The curve for theoretical relative sodium efflux in various KC1 solutions is shown in Fig. 2. This curve will define the actual sodium efflux in various KC1 solutions if potassium stimulation of sodium efflux is TGP mediated. For comparison we have also included in Fig. 2 the data on actual potassium stimulation of sodium efflux from D. maculatus which we published previously (Evans et al. 1973). The discrepancy between the two curves shows clearly that potassium stimulation of the sodium efflux in this species is not totally TGP-mediated. These data support our previous suggestion that potassium stimulation of sodium efflux from D. maculatus is via a Na/K exchange system.
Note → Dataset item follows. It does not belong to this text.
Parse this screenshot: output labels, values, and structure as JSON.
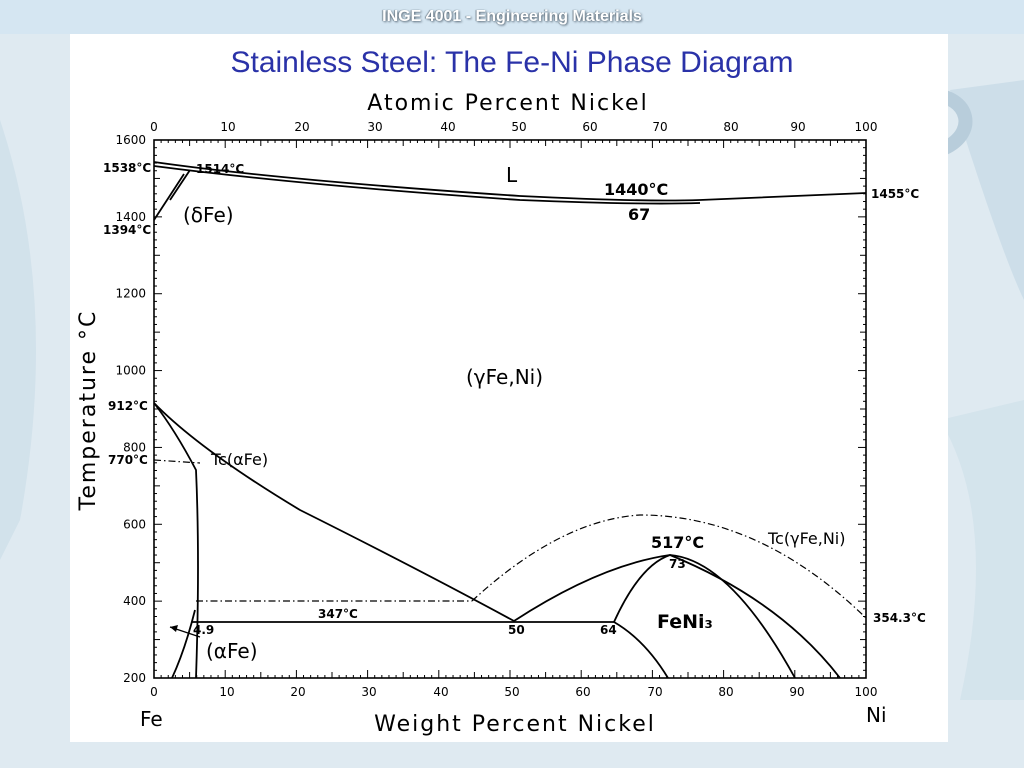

When fish with implanted bridges were transferred to potassium-free sea water after a stable TGP had been monitored in sea water, the TGP changed little (— 0·6 ± 3·5 mV; ± s.d., seven fish). In terms of theoretical relative efflux (calculated from equation (1)), the fish in potassium-free sea water should have a sodium efflux that was 99 ± 6% of the control efflux in sea water. It has been shown previously that the sodium efflux from D. maculatus is reduced by 22% when it is rapidly transferred to potassium-free sea water. Thus, it appears that removal of potassium ions decreases sodium efflux by uncoupling of a Na/K exchange system and not by TGP changes.

The TGP recorded for eight individuals in fresh water after transfer from sea water was –361 11 mV. The TGP in sea water recorded in this experiment as well as previous experiments was + 17 ± 4 mV for 41 determinations. Using equation (1), the sodium efflux in fresh water should be 33% of the efflux in sea water if the ‘Na-free effect’ is TGP-mediated. The actual sodium efflux in fresh water immediately after transfer from sea water has been shown to be 30 ± 7% of the efflux in sea water for 25 fish (Evans et al. 1973). It therefore appears that the ‘Na-free effect’ in at least D. maculatus can be fully accounted for by instantaneous changes in the TGP. These data agree with those of Smith (1969) who showed that the ‘Na-free effect’ of Artemia was due to an instantaneous reduction in internal positivity with a concomitant reduction in TGP-driven sodium efflux rather than an uncoupling of a Na-for-Na exchange diffusion system which had been proposed earlier (Croghan, 1958; Thuet, Motais & Maetz, 1968).

In summary, the present experiments indicate, at least in D. maculatus, that while the ‘Na-free effect’ is TGP-mediated, TGP changes alone cannot account for the physiological coupling between external potassium ions and the extrusion of sodium ions from this species in sea water.

This work was supported by NSF Grant GB 36423 to D.H.E. Our appreciation is expressed to Mr Peter Dingier who first suggested D. maculatus as an experimental animal.